Одна современная популярная теория, «теория привязанности», рассматривает любовь в контексте эволюции. Английский психиатр Джон Боулби, изучая поведение младенцев и детей, наткнулся на работу этологов Конрада Лоренца и Гарри Харлоу, наблюдавших поведение птенцов и детенышей обезьян. Боулби был поражен сходством. Большинство детенышей приматов нуждаются в страстной привязанности к тому, кто первоначально о них заботится (обычно к матери). А после того, как привязанность сформировалась, они впадают в депрессию, отчаяние и испытывают эмоциональное беспокойство, если их разлучают с этим заботящимся о них существом. Это имеет большой смысл с точки зрения биологии, потому что детеныш животного в дикой природе не может себе позволить оторваться от выводка: он быстро умрет от голода или будет съеден хищником. Следовательно, чтобы отдельные существа могли передать свои гены следующему поколению, члены семьи должны ощущать свою тесную спаянность:
…и это требует того, чтобы реакцией на каждую разлуку, какой бы короткой она ни была, стало немедленное, машинальное, решительное усилие снова обрести семью – особенно того ее члена, к которому существует самая тесная привязанность, – и отбить у этого члена охоту уходить снова… Стандартная реакция на потерю любимых существ – сначала побуждение их найти, а потом – дать им нагоняй. Но, поскольку побуждения «найти и наказать» являются непроизвольными реакциями, из этого следует, что они будут возникать в ответ на всякую и каждую потерю, без различия между поправимыми и непоправимыми. Именно такого рода гипотеза, полагаю, и объясняет, почему лишившийся кого-то из близких человек обычно испытывает непреодолимое побуждение вернуть его, даже осознавая безнадежность этой попытки, и укорять его, понимая при этом всю бессмысленность попреков.
Когда младенцев отлучают от матери, они реагируют предсказуемо: сначала громко протестуют и неистово ее ищут; потом становятся унылыми, пассивными и впадают в отчаяние; и наконец они становятся довольно независимыми, даже обороняются и отказываются идти к матери, когда та возвращается. Потеря – это сорняк, корни которого проникают в глубины нашего эволюционного прошлого. Если рассматривать психиатрическую болезнь с этой точки зрения, ее можно считать формой печали о потере или о несчастной любви.
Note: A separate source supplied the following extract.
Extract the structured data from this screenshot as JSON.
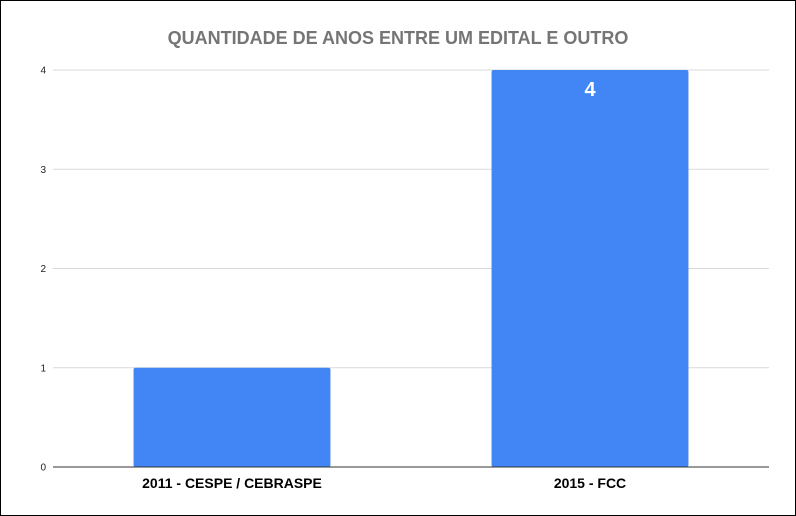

Боулби вел клинические наблюдения более двадцати лет и обнаружил множество связей между расстройствами у взрослых и нарушением привязанностей в детстве. Он говорил, что, создавая прочную связь привязанности, мы переживаем то, что называется словом влюбиться; постоянно поддерживая эту связь – любим, а разрывая эту связь или как-то по-другому теряя любимого, мы начинаем горевать. Однако все это – биологически необходимые функции. То ли ради удобства, то ли просто путаясь, то ли в силу предубеждения и нежелания признавать, что и мы подчиняемся законам природы, мы пользуемся этими понятиями как краткими обозначениями того, что на самом деле представляет собой сложные эмоциональные драмы, которые разыгрываются потому, что они стратегически необходимы для выживания.
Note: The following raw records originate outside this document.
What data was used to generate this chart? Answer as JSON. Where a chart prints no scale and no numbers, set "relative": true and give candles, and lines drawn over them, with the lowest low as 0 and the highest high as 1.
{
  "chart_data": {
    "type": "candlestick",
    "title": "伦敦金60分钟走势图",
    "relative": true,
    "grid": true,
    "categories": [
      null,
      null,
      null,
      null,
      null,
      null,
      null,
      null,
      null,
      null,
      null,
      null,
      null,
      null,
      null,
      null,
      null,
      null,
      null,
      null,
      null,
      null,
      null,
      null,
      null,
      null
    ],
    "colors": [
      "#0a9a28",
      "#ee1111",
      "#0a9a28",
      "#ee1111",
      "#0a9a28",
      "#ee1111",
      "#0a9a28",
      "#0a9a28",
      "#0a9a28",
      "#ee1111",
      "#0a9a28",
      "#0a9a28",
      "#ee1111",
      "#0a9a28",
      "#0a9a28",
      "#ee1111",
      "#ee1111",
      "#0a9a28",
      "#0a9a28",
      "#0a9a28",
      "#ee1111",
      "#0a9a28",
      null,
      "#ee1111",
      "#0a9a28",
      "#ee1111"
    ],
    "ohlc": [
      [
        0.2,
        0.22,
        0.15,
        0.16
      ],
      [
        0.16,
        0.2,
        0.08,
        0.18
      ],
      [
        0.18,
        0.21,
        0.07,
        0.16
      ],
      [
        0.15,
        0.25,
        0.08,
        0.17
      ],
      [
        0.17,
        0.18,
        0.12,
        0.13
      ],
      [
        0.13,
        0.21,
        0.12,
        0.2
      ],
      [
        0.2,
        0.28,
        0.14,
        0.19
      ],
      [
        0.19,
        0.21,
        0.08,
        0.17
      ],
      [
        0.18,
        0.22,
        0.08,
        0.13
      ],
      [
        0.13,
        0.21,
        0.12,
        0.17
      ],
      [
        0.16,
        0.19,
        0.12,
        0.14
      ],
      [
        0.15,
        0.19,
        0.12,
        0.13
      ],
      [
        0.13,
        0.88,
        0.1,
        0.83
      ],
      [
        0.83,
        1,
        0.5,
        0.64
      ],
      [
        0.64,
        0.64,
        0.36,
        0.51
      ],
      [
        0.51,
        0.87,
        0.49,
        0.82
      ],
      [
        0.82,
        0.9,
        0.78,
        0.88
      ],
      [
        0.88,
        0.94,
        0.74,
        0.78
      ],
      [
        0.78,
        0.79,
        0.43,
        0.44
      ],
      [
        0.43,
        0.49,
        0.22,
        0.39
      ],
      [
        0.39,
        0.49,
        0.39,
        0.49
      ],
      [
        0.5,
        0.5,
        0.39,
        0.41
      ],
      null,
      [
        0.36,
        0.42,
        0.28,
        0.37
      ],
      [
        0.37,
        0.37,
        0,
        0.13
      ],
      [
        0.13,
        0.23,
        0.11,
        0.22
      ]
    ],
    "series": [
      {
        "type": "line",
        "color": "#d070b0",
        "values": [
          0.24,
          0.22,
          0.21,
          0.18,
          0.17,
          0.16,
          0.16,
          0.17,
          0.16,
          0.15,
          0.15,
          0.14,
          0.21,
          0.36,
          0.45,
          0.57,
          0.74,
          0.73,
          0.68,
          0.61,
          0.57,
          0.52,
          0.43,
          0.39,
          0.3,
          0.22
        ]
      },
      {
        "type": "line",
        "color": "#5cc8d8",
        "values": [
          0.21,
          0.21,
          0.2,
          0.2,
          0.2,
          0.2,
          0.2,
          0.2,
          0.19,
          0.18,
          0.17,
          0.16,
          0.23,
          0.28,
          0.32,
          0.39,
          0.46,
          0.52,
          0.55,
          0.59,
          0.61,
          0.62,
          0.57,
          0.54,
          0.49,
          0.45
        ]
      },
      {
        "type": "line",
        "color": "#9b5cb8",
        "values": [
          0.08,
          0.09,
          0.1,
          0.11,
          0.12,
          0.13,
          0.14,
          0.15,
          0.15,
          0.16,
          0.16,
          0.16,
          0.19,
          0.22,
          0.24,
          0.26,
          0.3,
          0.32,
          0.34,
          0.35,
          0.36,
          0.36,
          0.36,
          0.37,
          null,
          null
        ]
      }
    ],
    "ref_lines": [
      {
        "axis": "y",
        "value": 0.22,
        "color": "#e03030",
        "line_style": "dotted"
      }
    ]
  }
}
Кроме того, Боулби говорит, что конфликты в любви, а особенно во время ухаживания, не только полезны, но и легко объяснимы с точки зрения эволюции: «Все животные постоянно одолеваемы побуждениями, несовместимыми друг с другом, – такими, как побуждение нападать, лететь и ухаживать». В хитром и жестоком мире природы перемирие наступает тогда, когда животные готовы спариваться; каждое животное должно быть уверено, что его не одолеют и не съедят, и каждое животное должно подавить инстинкт нападать и пожирать. Обычно это вынуждает совершать своего рода менуэт – такой же сложный, как ритуал вежливости двух щеголей XVIII века, которые с елейно-пародийной галантностью стоят у порога столовой, и один из них говорит: «Только после Вас», а другой настаивает: «О нет, только после Вас». И так эти двое повторяют до тех пор, пока их не проталкивает в комнату оголодавшая толпа. Боулби приводит пример европейской малиновки: и у самца, и у самки красные грудки; когда приходит весна, самец инстинктивно воюет с чужаками, проникающими на его территорию. Когда самец видит красную грудку самки, инстинкт заставляет его атаковать, а ее – улетать. Однако в период ухаживания самка неподвижно сидит на месте, проявляя к самцу лишь самый осторожный интерес. Потом этот интерес полностью пропадает, чуть позже снова возникает – но очень слабый, и это позволяет самцу сменить гнев на милость и начать ухаживать. «На ранних стадиях, – пишет Боулби, – и самец, и самка находятся в состоянии конфликта: он не знает, то ли ему атаковать, то ли ухаживать, а она не знает, то ли ей флиртовать, то ли улетать». Конфликты в любви так же нормальны, как и во всех остальных сферах жизни. Если ими управлять, можно и любить, и создавать семью и общество. Психически больные – это те, кто не может справляться с теми противоречивыми чувствами, которые они испытывают.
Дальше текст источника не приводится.